同級生の国木田からおかしな質問をされた。
これまで国木田のことを谷口と違ってわりとマシな部類の人間だと思っていたのだが、どうやら認識を改める必要があるらしい。
「どうしてそうなる?」
「だってこの前、涼宮さんと一緒にダンスを踊っていたじゃないか」
「ダンスって?」
「あれだけバズっておいてとぼけるのはよしなよ。ハレ晴レユカイに決まってるだろ」
いや、別段とぼけているわけではなく、あれはあくまでも俺とハルヒの中の人が勝手にやったことであり、いくら公式に公認されているとはいえ、それを物語の中にまで持ち込むのは如何なものかと思うのだが。
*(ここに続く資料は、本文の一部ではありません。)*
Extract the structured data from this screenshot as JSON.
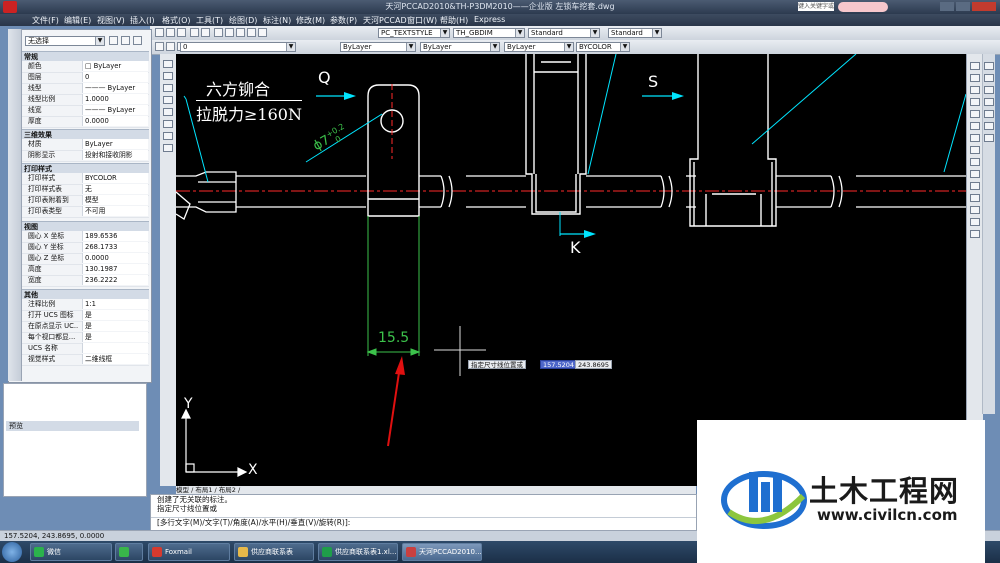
{
  "window": {
    "title": "天河PCCAD2010&TH-P3DM2010——企业版   左锁车挖套.dwg",
    "search_placeholder": "键入关键字或短语"
  },
  "menu": [
    "文件(F)",
    "编辑(E)",
    "视图(V)",
    "插入(I)",
    "格式(O)",
    "工具(T)",
    "绘图(D)",
    "标注(N)",
    "修改(M)",
    "参数(P)",
    "天河PCCAD",
    "窗口(W)",
    "帮助(H)",
    "Express"
  ],
  "toolbar": {
    "text_style": "PC_TEXTSTYLE",
    "dim_style": "TH_GBDIM",
    "table_style": "Standard",
    "multileader_style": "Standard",
    "layer": "0",
    "color": "ByLayer",
    "linetype": "ByLayer",
    "lineweight": "ByLayer",
    "plotstyle": "BYCOLOR"
  },
  "palette": {
    "selection": "无选择",
    "sections": [
      {
        "title": "常规",
        "rows": [
          [
            "颜色",
            "□ ByLayer"
          ],
          [
            "图层",
            "0"
          ],
          [
            "线型",
            "——— ByLayer"
          ],
          [
            "线型比例",
            "1.0000"
          ],
          [
            "线宽",
            "——— ByLayer"
          ],
          [
            "厚度",
            "0.0000"
          ]
        ]
      },
      {
        "title": "三维效果",
        "rows": [
          [
            "材质",
            "ByLayer"
          ],
          [
            "阴影显示",
            "投射和接收阴影"
          ]
        ]
      },
      {
        "title": "打印样式",
        "rows": [
          [
            "打印样式",
            "BYCOLOR"
          ],
          [
            "打印样式表",
            "无"
          ],
          [
            "打印表附着到",
            "模型"
          ],
          [
            "打印表类型",
            "不可用"
          ]
        ]
      },
      {
        "title": "视图",
        "rows": [
          [
            "圆心 X 坐标",
            "189.6536"
          ],
          [
            "圆心 Y 坐标",
            "268.1733"
          ],
          [
            "圆心 Z 坐标",
            "0.0000"
          ],
          [
            "高度",
            "130.1987"
          ],
          [
            "宽度",
            "236.2222"
          ]
        ]
      },
      {
        "title": "其他",
        "rows": [
          [
            "注释比例",
            "1:1"
          ],
          [
            "打开 UCS 图标",
            "是"
          ],
          [
            "在原点显示 UC...",
            "是"
          ],
          [
            "每个视口都显...",
            "是"
          ],
          [
            "UCS 名称",
            ""
          ],
          [
            "视觉样式",
            "二维线框"
          ]
        ]
      }
    ]
  },
  "preview_label": "预览",
  "drawing": {
    "annotation_line1": "六方铆合",
    "annotation_line2": "拉脱力≥160N",
    "label_q": "Q",
    "label_s": "S",
    "label_k": "K",
    "hole_dim": "ϕ7",
    "hole_tol": "+0.2",
    "hole_tol2": "0",
    "dimension": "15.5",
    "axis_x": "X",
    "axis_y": "Y",
    "prompt_text": "指定尺寸线位置或",
    "coord1": "157.5204",
    "coord2": "243.8695"
  },
  "layout_tabs": "模型  /  布局1  /  布局2  /",
  "command": {
    "line1": "创建了无关联的标注。",
    "line2": "指定尺寸线位置或",
    "line3": "[多行文字(M)/文字(T)/角度(A)/水平(H)/垂直(V)/旋转(R)]:"
  },
  "status": {
    "coords": "157.5204, 243.8695, 0.0000"
  },
  "taskbar": [
    {
      "label": "微信",
      "color": "#2bb24c"
    },
    {
      "label": "",
      "color": "#39b54a"
    },
    {
      "label": "Foxmail",
      "color": "#d63a2f"
    },
    {
      "label": "供应商联系表",
      "color": "#e7b94a"
    },
    {
      "label": "供应商联系表1.xl...",
      "color": "#1f9e4a"
    },
    {
      "label": "天河PCCAD2010...",
      "color": "#c94040"
    }
  ],
  "watermark": {
    "title": "土木工程网",
    "url": "www.civilcn.com"
  },
  "colors": {
    "accent_cyan": "#00e5ff",
    "dim_green": "#3cc24b",
    "red_arrow": "#e01010",
    "center_red": "#ff2a2a"
  }
}
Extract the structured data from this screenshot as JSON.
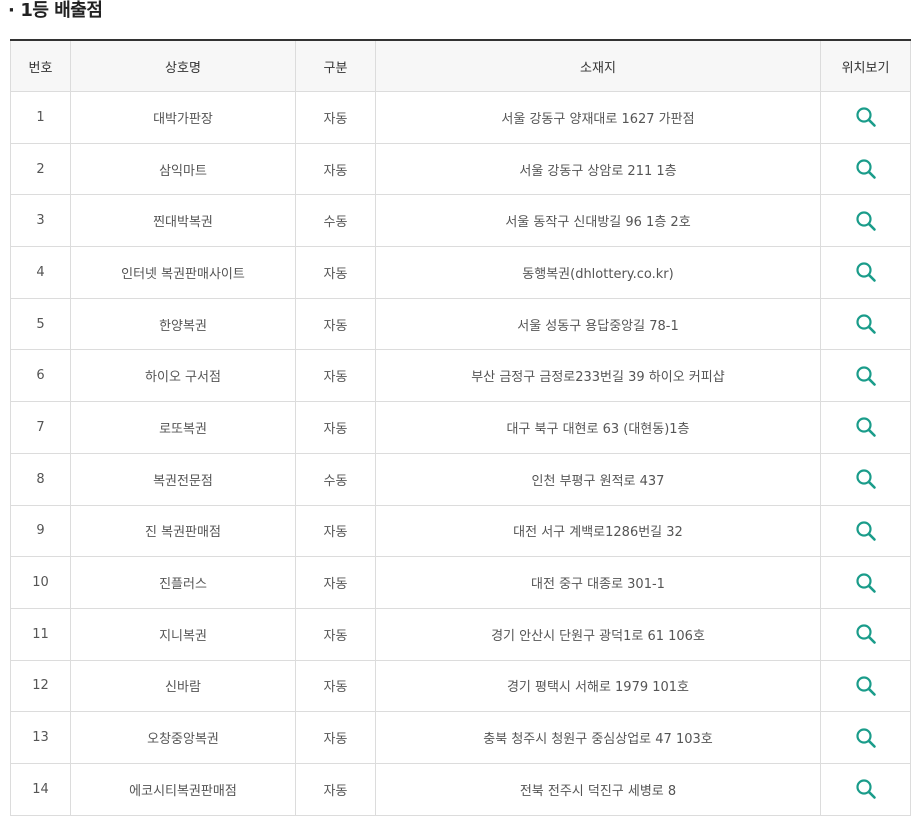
{
  "section": {
    "bullet": "·",
    "title": "1등 배출점"
  },
  "table": {
    "headers": {
      "no": "번호",
      "name": "상호명",
      "type": "구분",
      "address": "소재지",
      "map": "위치보기"
    },
    "rows": [
      {
        "no": "1",
        "name": "대박가판장",
        "type": "자동",
        "address": "서울 강동구 양재대로 1627 가판점"
      },
      {
        "no": "2",
        "name": "삼익마트",
        "type": "자동",
        "address": "서울 강동구 상암로 211 1층"
      },
      {
        "no": "3",
        "name": "찐대박복권",
        "type": "수동",
        "address": "서울 동작구 신대방길 96 1층 2호"
      },
      {
        "no": "4",
        "name": "인터넷 복권판매사이트",
        "type": "자동",
        "address": "동행복권(dhlottery.co.kr)"
      },
      {
        "no": "5",
        "name": "한양복권",
        "type": "자동",
        "address": "서울 성동구 용답중앙길 78-1"
      },
      {
        "no": "6",
        "name": "하이오 구서점",
        "type": "자동",
        "address": "부산 금정구 금정로233번길 39 하이오 커피샵"
      },
      {
        "no": "7",
        "name": "로또복권",
        "type": "자동",
        "address": "대구 북구 대현로 63 (대현동)1층"
      },
      {
        "no": "8",
        "name": "복권전문점",
        "type": "수동",
        "address": "인천 부평구 원적로 437"
      },
      {
        "no": "9",
        "name": "진 복권판매점",
        "type": "자동",
        "address": "대전 서구 계백로1286번길 32"
      },
      {
        "no": "10",
        "name": "진플러스",
        "type": "자동",
        "address": "대전 중구 대종로 301-1"
      },
      {
        "no": "11",
        "name": "지니복권",
        "type": "자동",
        "address": "경기 안산시 단원구 광덕1로 61 106호"
      },
      {
        "no": "12",
        "name": "신바람",
        "type": "자동",
        "address": "경기 평택시 서해로 1979 101호"
      },
      {
        "no": "13",
        "name": "오창중앙복권",
        "type": "자동",
        "address": "충북 청주시 청원구 중심상업로 47 103호"
      },
      {
        "no": "14",
        "name": "에코시티복권판매점",
        "type": "자동",
        "address": "전북 전주시 덕진구 세병로 8"
      }
    ]
  },
  "icons": {
    "map_view": "search-icon"
  },
  "colors": {
    "icon": "#1a9c8a",
    "header_border": "#333333",
    "header_bg": "#f7f7f7",
    "grid": "#dcdcdc"
  }
}
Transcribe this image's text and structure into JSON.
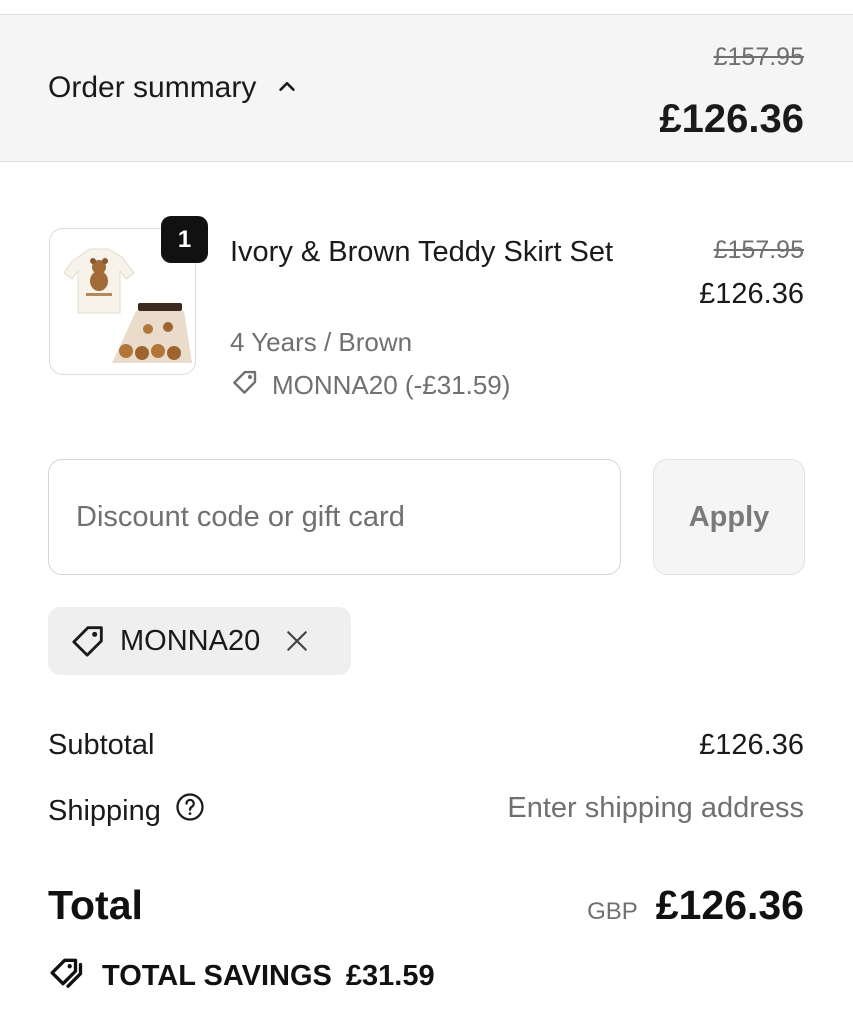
{
  "summary": {
    "toggle_label": "Order summary",
    "original_total": "£157.95",
    "discounted_total": "£126.36"
  },
  "product": {
    "quantity": "1",
    "name": "Ivory & Brown Teddy Skirt Set",
    "variant": "4 Years / Brown",
    "discount_line": "MONNA20 (-£31.59)",
    "original_price": "£157.95",
    "price": "£126.36",
    "image_alt": "Ivory & Brown Teddy Skirt Set"
  },
  "discount": {
    "placeholder": "Discount code or gift card",
    "value": "",
    "apply_label": "Apply",
    "applied_code": "MONNA20"
  },
  "totals": {
    "subtotal_label": "Subtotal",
    "subtotal_value": "£126.36",
    "shipping_label": "Shipping",
    "shipping_value": "Enter shipping address",
    "total_label": "Total",
    "currency": "GBP",
    "total_value": "£126.36",
    "savings_label": "TOTAL SAVINGS",
    "savings_value": "£31.59"
  },
  "icons": {
    "toggle": "chevron-up-icon",
    "tag": "tag-icon",
    "remove": "close-icon",
    "help": "question-circle-icon",
    "savings": "tags-icon"
  },
  "colors": {
    "bar_background": "#f5f5f5",
    "muted_text": "#707070",
    "text": "#1a1a1a",
    "badge": "#111111"
  }
}
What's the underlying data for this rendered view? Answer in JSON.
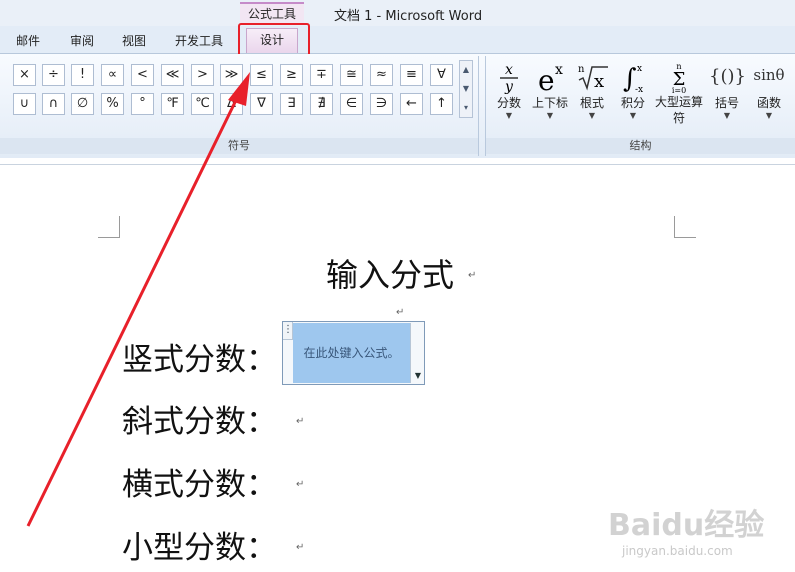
{
  "window": {
    "context_tools_label": "公式工具",
    "doc_title": "文档 1 - Microsoft Word"
  },
  "tabs": [
    {
      "label": "邮件"
    },
    {
      "label": "审阅"
    },
    {
      "label": "视图"
    },
    {
      "label": "开发工具"
    },
    {
      "label": "设计"
    }
  ],
  "ribbon": {
    "symbols_group_label": "符号",
    "symbols": [
      "×",
      "÷",
      "!",
      "∝",
      "<",
      "≪",
      ">",
      "≫",
      "≤",
      "≥",
      "∓",
      "≅",
      "≈",
      "≡",
      "∀",
      "∪",
      "∩",
      "∅",
      "%",
      "°",
      "℉",
      "℃",
      "∆",
      "∇",
      "∃",
      "∄",
      "∈",
      "∋",
      "←",
      "↑"
    ],
    "structures_group_label": "结构",
    "structures": [
      {
        "icon": "fraction-icon",
        "label": "分数"
      },
      {
        "icon": "script-icon",
        "label": "上下标"
      },
      {
        "icon": "radical-icon",
        "label": "根式"
      },
      {
        "icon": "integral-icon",
        "label": "积分"
      },
      {
        "icon": "large-operator-icon",
        "label": "大型运算符"
      },
      {
        "icon": "bracket-icon",
        "label": "括号",
        "glyph": "{()}"
      },
      {
        "icon": "function-icon",
        "label": "函数",
        "glyph": "sinθ"
      }
    ]
  },
  "document": {
    "heading": "输入分式",
    "rows": [
      {
        "label": "竖式分数："
      },
      {
        "label": "斜式分数："
      },
      {
        "label": "横式分数："
      },
      {
        "label": "小型分数："
      }
    ],
    "equation_placeholder": "在此处键入公式。",
    "paragraph_mark": "↵"
  },
  "watermark": {
    "brand": "Baidu经验",
    "url": "jingyan.baidu.com"
  },
  "colors": {
    "highlight_border": "#e8202a",
    "annotation_arrow": "#e8202a",
    "equation_selection": "#9ec7ee",
    "design_tab": "#ead6ec"
  }
}
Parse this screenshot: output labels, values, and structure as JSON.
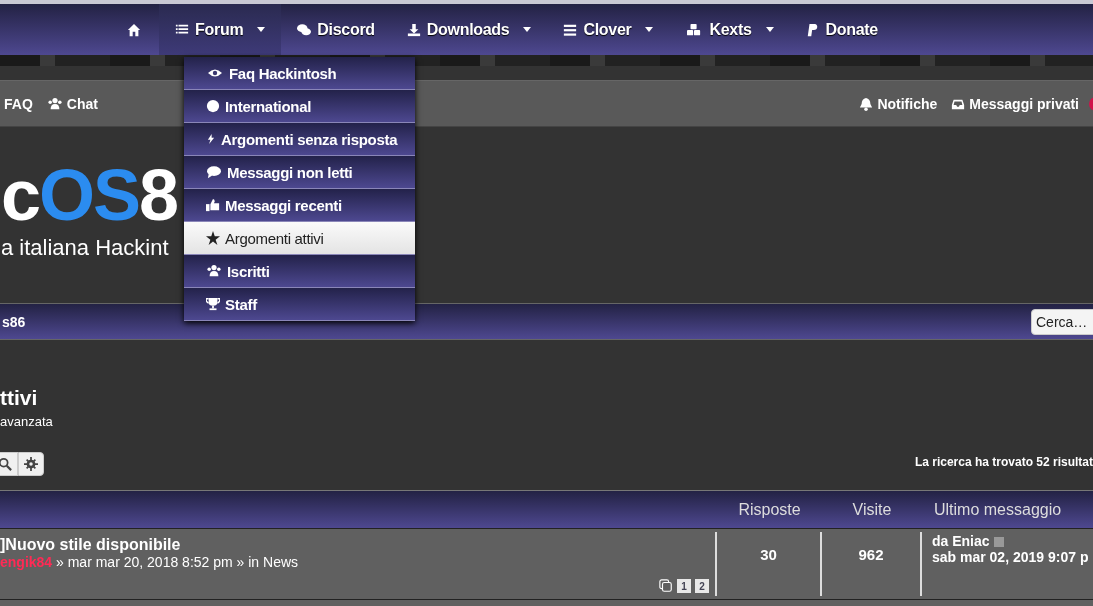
{
  "nav": {
    "items": [
      {
        "selected": false,
        "caret": false
      },
      {
        "label": "Forum",
        "selected": true,
        "caret": true
      },
      {
        "label": "Discord",
        "selected": false,
        "caret": false
      },
      {
        "label": "Downloads",
        "selected": false,
        "caret": true
      },
      {
        "label": "Clover",
        "selected": false,
        "caret": true
      },
      {
        "label": "Kexts",
        "selected": false,
        "caret": true
      },
      {
        "label": "Donate",
        "selected": false,
        "caret": false
      }
    ]
  },
  "dropdown": {
    "items": [
      {
        "label": "Faq Hackintosh",
        "selected": false
      },
      {
        "label": "International",
        "selected": false
      },
      {
        "label": "Argomenti senza risposta",
        "selected": false
      },
      {
        "label": "Messaggi non letti",
        "selected": false
      },
      {
        "label": "Messaggi recenti",
        "selected": false
      },
      {
        "label": "Argomenti attivi",
        "selected": true
      },
      {
        "label": "Iscritti",
        "selected": false
      },
      {
        "label": "Staff",
        "selected": false
      }
    ]
  },
  "subnav": {
    "left": [
      "FAQ",
      "Chat"
    ],
    "right": [
      "Notifiche",
      "Messaggi privati"
    ]
  },
  "logo": {
    "part1": "c",
    "part2": "OS",
    "part3": "8",
    "tagline": "a italiana Hackint"
  },
  "breadcrumb": {
    "text": "s86",
    "search_placeholder": "Cerca…"
  },
  "page": {
    "title": "ttivi",
    "subtitle": "avanzata",
    "results": "La ricerca ha trovato 52 risultat"
  },
  "table": {
    "columns": [
      "Risposte",
      "Visite",
      "Ultimo messaggio"
    ],
    "rows": [
      {
        "title": "]Nuovo stile disponibile",
        "author": "engik84",
        "meta": "» mar mar 20, 2018 8:52 pm » in",
        "forum": "News",
        "pages": [
          "1",
          "2"
        ],
        "replies": "30",
        "views": "962",
        "last_by": "da Eniac",
        "last_time": "sab mar 02, 2019 9:07 p"
      }
    ]
  }
}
「細かいことはどうでもいいからYESかNOかで答えてよ。涼宮さんと付き合ってるの?」
「NOだ」
まったくもってアホらしい。
だいたい、ちょっと仲良くダンスを踊ったくらいで交際関係になるのなら、EDを同じフレーム内で踊っている時点で俺とハルヒは出来てるってことになるだろうが。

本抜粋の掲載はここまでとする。